= William Wayne Paul =

American martial artist and activist

William Wayne Paul (December 29,1939– May 29,1989) was an American martial artist, educator, psychologist and social/political activist.

Born in Nevada County, California, Bill Paul lived in three group homes and attended four high schools during adolescence. He began his study of judo with Richard Takemoto in Oakland, continuing with Mits Kimura at the San Francisco Judo Institute from 1957 and competing successfully in numerous judo tournaments during the later 1950s and early 1960s. Between 1962 and 1964 he worked as a bouncer at Pierre's Bar in San Francisco's North Beach area.
Having spent time training in Japan, in late 1964 he was an alternate on the US Olympic judo team, and he captained the US team at the Pan American Games in Winnipeg during 1967. Thereafter he largely switched to the study of the Chinese martial arts, especially tai chi.

It was also during the late 1960s that Paul became politically active. A keen photographer, he documented clashes between police and student protesters during the unrest at the San Francisco State University and was later reported to have defended Vietnam War protesters from assaults by angry onlookers during peace marches in San Francisco. Although a self-avowed pacifist with regards to violence as an instrument of state policy, he was notably drawn to interpersonal conflicts and he continued to work as a bouncer at several gay bars in San Francisco.
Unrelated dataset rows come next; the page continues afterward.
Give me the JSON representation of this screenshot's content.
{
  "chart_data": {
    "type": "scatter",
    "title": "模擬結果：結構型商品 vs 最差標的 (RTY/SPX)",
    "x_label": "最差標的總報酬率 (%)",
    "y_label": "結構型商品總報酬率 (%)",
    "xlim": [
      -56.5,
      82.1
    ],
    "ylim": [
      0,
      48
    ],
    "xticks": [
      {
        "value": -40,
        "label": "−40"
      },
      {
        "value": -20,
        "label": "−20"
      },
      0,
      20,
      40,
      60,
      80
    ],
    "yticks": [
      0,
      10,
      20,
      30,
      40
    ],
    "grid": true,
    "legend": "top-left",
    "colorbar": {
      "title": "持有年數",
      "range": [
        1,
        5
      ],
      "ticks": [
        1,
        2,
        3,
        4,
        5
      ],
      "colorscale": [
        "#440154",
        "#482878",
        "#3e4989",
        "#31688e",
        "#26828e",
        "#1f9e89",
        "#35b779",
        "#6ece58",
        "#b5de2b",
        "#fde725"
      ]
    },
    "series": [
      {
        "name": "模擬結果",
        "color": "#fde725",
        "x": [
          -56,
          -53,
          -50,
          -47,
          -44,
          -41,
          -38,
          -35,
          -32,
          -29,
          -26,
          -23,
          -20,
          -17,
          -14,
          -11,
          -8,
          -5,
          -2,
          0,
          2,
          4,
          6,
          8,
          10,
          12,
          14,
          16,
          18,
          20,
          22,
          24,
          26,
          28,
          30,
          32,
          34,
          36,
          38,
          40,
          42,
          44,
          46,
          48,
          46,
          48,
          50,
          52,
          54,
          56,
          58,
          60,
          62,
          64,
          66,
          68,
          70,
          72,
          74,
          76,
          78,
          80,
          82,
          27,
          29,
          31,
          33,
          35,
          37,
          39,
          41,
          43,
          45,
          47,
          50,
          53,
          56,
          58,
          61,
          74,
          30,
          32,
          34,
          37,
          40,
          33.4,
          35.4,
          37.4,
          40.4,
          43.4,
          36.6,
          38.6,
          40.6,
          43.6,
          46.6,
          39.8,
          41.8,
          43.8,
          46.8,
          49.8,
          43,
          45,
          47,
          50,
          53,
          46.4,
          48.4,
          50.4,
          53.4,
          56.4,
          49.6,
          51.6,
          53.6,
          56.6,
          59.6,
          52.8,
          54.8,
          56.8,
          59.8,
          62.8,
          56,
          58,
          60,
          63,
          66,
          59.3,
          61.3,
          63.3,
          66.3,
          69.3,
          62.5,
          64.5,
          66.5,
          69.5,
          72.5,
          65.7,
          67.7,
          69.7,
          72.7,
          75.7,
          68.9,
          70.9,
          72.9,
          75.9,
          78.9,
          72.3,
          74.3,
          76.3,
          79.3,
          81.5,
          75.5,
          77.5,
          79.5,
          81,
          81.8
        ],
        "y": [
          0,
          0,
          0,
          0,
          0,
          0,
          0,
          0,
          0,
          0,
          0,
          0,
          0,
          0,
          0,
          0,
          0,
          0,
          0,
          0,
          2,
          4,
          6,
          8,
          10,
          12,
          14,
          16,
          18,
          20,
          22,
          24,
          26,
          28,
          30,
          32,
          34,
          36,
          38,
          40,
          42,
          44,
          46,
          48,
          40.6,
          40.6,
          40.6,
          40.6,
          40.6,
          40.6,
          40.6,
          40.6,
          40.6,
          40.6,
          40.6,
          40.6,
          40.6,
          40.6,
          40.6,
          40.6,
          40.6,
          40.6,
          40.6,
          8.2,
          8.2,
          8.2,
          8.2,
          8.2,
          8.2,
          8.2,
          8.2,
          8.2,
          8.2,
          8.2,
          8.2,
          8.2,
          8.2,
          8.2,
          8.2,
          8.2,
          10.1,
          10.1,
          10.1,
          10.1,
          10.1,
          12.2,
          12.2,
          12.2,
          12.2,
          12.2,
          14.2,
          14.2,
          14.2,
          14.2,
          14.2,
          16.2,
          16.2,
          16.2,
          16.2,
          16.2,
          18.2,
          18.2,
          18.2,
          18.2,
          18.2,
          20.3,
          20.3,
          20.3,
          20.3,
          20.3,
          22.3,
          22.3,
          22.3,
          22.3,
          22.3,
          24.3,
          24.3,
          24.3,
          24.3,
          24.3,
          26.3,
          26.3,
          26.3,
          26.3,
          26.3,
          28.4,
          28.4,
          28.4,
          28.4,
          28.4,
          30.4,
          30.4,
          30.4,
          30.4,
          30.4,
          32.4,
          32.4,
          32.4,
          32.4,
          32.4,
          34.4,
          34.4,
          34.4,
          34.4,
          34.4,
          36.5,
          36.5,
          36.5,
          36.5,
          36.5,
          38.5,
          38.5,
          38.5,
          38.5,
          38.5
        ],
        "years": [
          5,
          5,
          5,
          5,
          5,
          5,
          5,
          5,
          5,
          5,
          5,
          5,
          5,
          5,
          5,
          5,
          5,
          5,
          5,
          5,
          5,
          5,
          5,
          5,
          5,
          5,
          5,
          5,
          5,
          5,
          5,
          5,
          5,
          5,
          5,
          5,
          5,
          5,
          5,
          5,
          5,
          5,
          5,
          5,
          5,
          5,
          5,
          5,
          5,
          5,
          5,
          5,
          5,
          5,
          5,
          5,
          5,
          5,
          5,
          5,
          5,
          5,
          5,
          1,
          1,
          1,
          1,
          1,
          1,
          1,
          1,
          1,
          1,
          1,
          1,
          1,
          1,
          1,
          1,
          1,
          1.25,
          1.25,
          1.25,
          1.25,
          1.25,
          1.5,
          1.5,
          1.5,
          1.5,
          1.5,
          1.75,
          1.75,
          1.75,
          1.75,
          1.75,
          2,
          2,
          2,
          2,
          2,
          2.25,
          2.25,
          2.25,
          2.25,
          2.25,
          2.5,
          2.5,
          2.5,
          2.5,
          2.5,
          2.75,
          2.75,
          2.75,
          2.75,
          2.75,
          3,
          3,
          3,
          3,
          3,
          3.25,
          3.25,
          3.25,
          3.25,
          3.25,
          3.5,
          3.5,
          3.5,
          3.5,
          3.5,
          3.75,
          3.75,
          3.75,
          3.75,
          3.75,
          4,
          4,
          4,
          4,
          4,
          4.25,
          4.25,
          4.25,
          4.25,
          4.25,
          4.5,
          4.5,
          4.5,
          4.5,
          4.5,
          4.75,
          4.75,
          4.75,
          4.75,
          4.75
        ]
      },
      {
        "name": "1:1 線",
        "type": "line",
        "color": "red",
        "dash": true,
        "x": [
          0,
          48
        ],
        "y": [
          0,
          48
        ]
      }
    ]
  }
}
Paul received a Master's Degree from San Francisco State University in 1974 and then a Doctorate of Education degree from Harvard University. His thesis was on the use of humane, nonviolent self defense, especially for workers in psychiatric institutions; a development of the self defense methods that he had taught to university students, gay activists and women's rights groups. He continued to refine this system, which combined elements of Chinese and Japanese martial arts with conflict de-escalation and resolution techniques, for the remainder of his life, eventually producing a VHS video guide for instructors in the system.

During the 1980s Paul became increasingly politically active as an advocate of gay rights. He was a member of the Stonewall Democrats and took part in numerous protests, including being instrumental in the November 27, 1985 protest that inspired the NAMES Project AIDS Memorial Quilt.
He was also a vocal supporter of the Gay Games.

He died in San Francisco, California in 1989 due to a brain tumor associated with HIV.